Only one man in golf’s history – Arnold Palmer – has decided which tournaments should become the majors - and even he didn’t so much decide them as suggest them. Will golf ever find as influential a player as he, and will golf’s Grand Slam events ever change? Will, in 30 years’ time, Justin Rose and the seven subsequent Olympic champions all say winning gold was the greatest moment of their careers?
Again, if they have a major championship on their resumes it’s highly unlikely. But it’s not impossible.
As for golf lasting beyond Tokyo in 2020, it’s safe to say what transpired in Rio seriously helped its cause. The right man won, and I don’t say that because I’m a Brit, but because an established elite player beat two more elite players, and showed how much it meant to him by clasping the Union Jack on his chest then saying all the right things in subsequent interviews. “It feels absolutely incredible,” he repeated again and again. “I've been so into it. I've been so up for it. I've been just so determined, I suppose, to represent Team GB as best as I could, and it was just the most magical week, it really was.” Sergio Garcia, Bubba Watson, Patrick Reed and numerous others also said how special it was for them to represent their country in the Olympics. How much better for the future of the event that a guy like Rose should win it, and say the things he did, rather than a less well recognized player or someone who didn’t appreciate the enormity of his achievement.

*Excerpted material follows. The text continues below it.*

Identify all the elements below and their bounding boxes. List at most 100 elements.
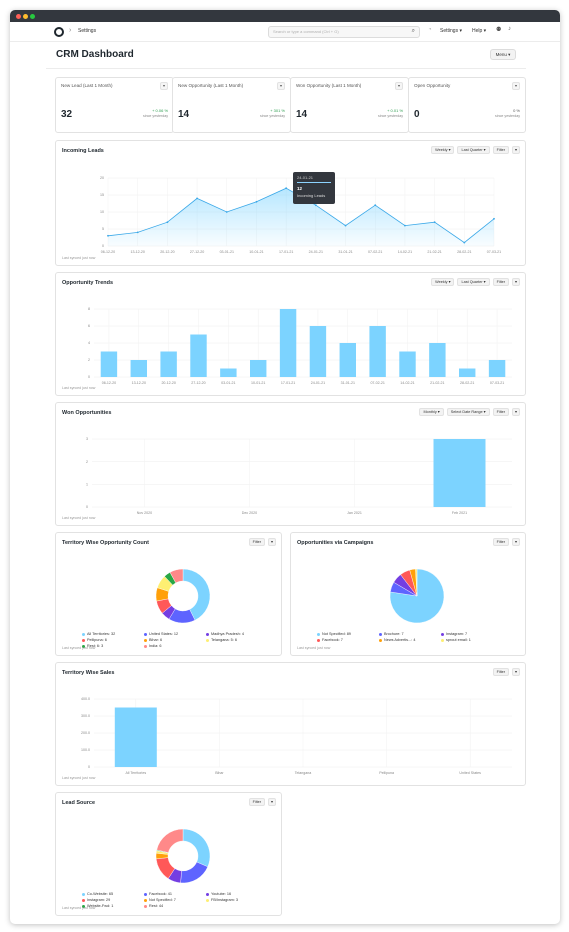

Successful and suspenseful though the final day most assuredly was, I do believe the format could use a tweak before the world’s best (including the top four players in the world this time) convene at the Kasumigaseki Golf Club in four years’ time.
Half an hour on Twitter will yield a dozen different proposals, most of them quite sensible – 36 holes of strokeplay to determine the top 32, then matchplay; round robin group play to identify top eight players, then matchplay – but some a little fanciful – 72-hole individual Stableford; fourball better ball matchplay, and so on.
The individual competition should stay certainly, but a team event would be a great addition. Why not copy the World Cup’s format and combine both team members’ 72-hole scores to give you the team score? You would have both individual and team winners, and the format is easy to follow – the very last thing you want is potential viewers with no experience of golf wondering who’s winning and changing channels after becoming horribly confused. If you were reluctant to adopt that format because it’s already taken, why not try something similar to the system used in US collegiate golf, and take the best two scores from your team’s three players, or the best three from four?
The track before golf reached its first Olympic hurdle in over a century was strewn with debris. But to many people’s surprise, it cleared the jump with some ease. And the momentum it gained in Rio should make the next hurdle a little less intimidating.